So you are sailing along in your role successfully, projects are passing by with flying colors, and the team has its ups and downs, but overall doing great. Then your manager, on a regular 1-1, asks what about your succession plan? What? Is this a risk to your position? And why even bother?

Risks

First, it is a way to handle risks related to… you. Even when life and a job is going on extremely well, something substantial can still happen. How many times did you have a happy team member switch jobs just because they wanted to try something different? Or worse, they got sick at the worst possible moment. And a chance, even if temporary, to replace you with someone who has shown interest and received at least some training on the role can be life-saving in many circumstances.

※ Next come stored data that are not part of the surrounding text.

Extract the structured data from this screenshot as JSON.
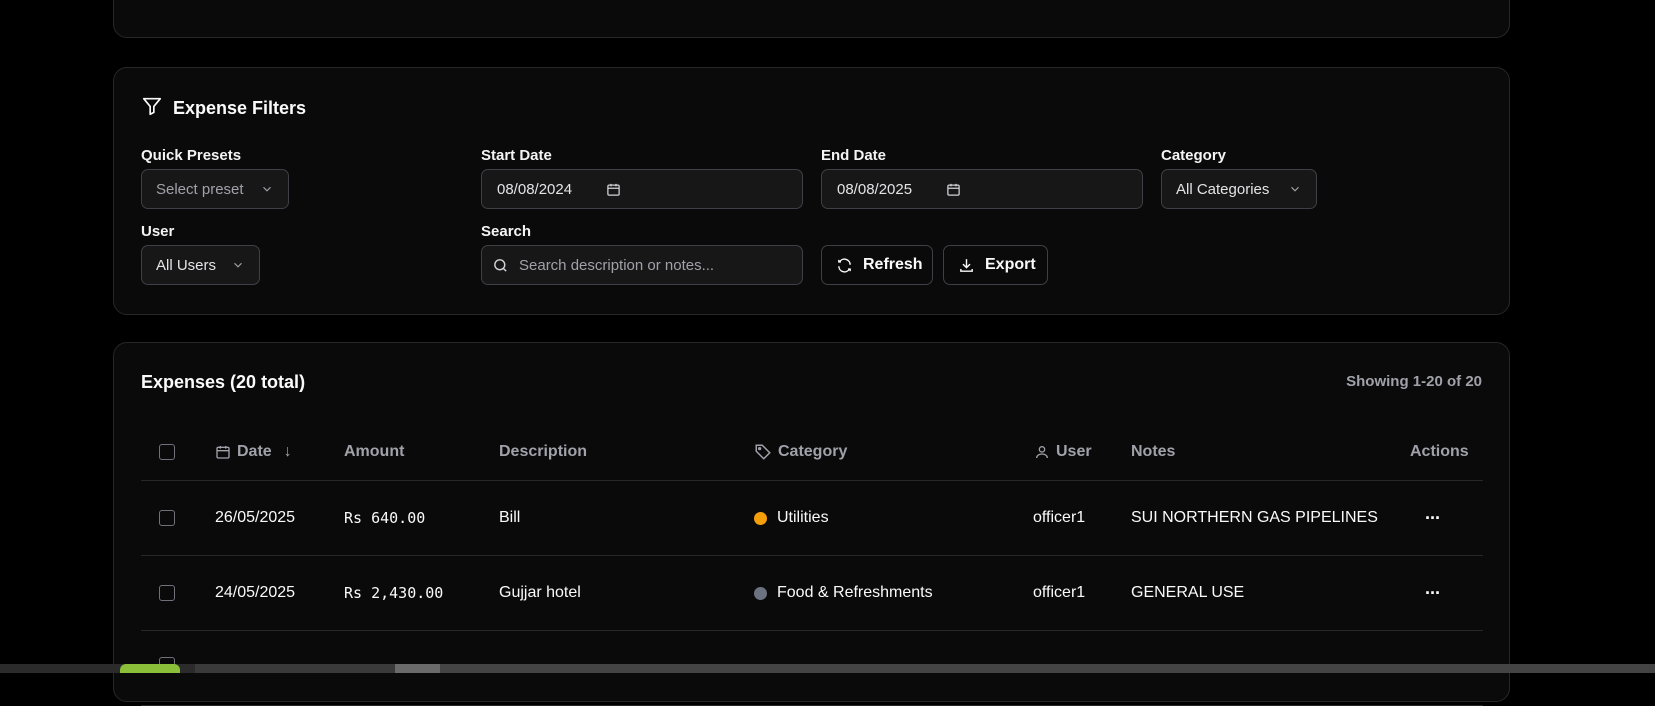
{
  "top_fragment": "",
  "filters": {
    "title": "Expense Filters",
    "quick_presets_label": "Quick Presets",
    "quick_presets_placeholder": "Select preset",
    "start_date_label": "Start Date",
    "start_date_value": "08/08/2024",
    "end_date_label": "End Date",
    "end_date_value": "08/08/2025",
    "category_label": "Category",
    "category_value": "All Categories",
    "user_label": "User",
    "user_value": "All Users",
    "search_label": "Search",
    "search_placeholder": "Search description or notes...",
    "refresh_label": "Refresh",
    "export_label": "Export"
  },
  "expenses": {
    "title": "Expenses (20 total)",
    "showing": "Showing 1-20 of 20",
    "columns": {
      "date": "Date",
      "sort_indicator": "↓",
      "amount": "Amount",
      "description": "Description",
      "category": "Category",
      "user": "User",
      "notes": "Notes",
      "actions": "Actions"
    },
    "rows": [
      {
        "date": "26/05/2025",
        "amount": "Rs 640.00",
        "description": "Bill",
        "category": "Utilities",
        "category_color": "#f59e0b",
        "user": "officer1",
        "notes": "SUI NORTHERN GAS PIPELINES",
        "actions": "···"
      },
      {
        "date": "24/05/2025",
        "amount": "Rs 2,430.00",
        "description": "Gujjar hotel",
        "category": "Food & Refreshments",
        "category_color": "#6b7280",
        "user": "officer1",
        "notes": "GENERAL USE",
        "actions": "···"
      }
    ]
  },
  "icons": {
    "filter": "filter-icon",
    "calendar": "calendar-icon",
    "chevron": "chevron-down-icon",
    "search": "search-icon",
    "refresh": "refresh-icon",
    "download": "download-icon",
    "tag": "tag-icon",
    "user": "user-icon",
    "more": "more-horizontal-icon"
  }
}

So, in the same way you are trying to avoid a bus factor of 1 in your team, your manager is also trying to reduce risks related to their direct reports.

People Development

It’s also a great chance to kick off continuous development for those folks in the team who are considering a management career path. I’m emphasizing “considering” deliberately here: engineers often have the wrong impression of management roles and get bored in the 2nd chapter of the first management book. The same one you spent an all-nighter to finish because it was so good. I do not consider such cases a failure. The opposite - it’s a success identifying what role is not an excellent fit for someone. A lot of time and stress were saved, and unhappiness was avoided.

Developing your folks motivates them and challenges you simultaneously to find the best way to transfer knowledge. Even if the chance for promotion doesn’t appear fast, they will still be better engineers due to a better understanding your role.

Enablement

A solid succession plan is often an enablement plan for yourself. It allows you to use those once-in-a-lifetime, time-sensitive chances to get promoted, move to a project you’ve been dreaming about, or accept some interesting challenge outside of your team. In incredibly successful teams, the upper management is not too eager to pry successful managers off, as this step eventually can be considered counterproductive long term. Now it’s a very different game if you have good and prepared leadership talent to take your place. The trust everyone had in you will reflect on your successor because you trained them.

Protip: make sure you mention about those candidates and their development to people working with your team, “as a matter of fact.” This is called priming.

Seniority

Few things scream about seniority more than proactively developing a succession plan for yourself and keeping it up-to-date based on developments around you. It’s a win-win for everyone. So what you’re waiting for?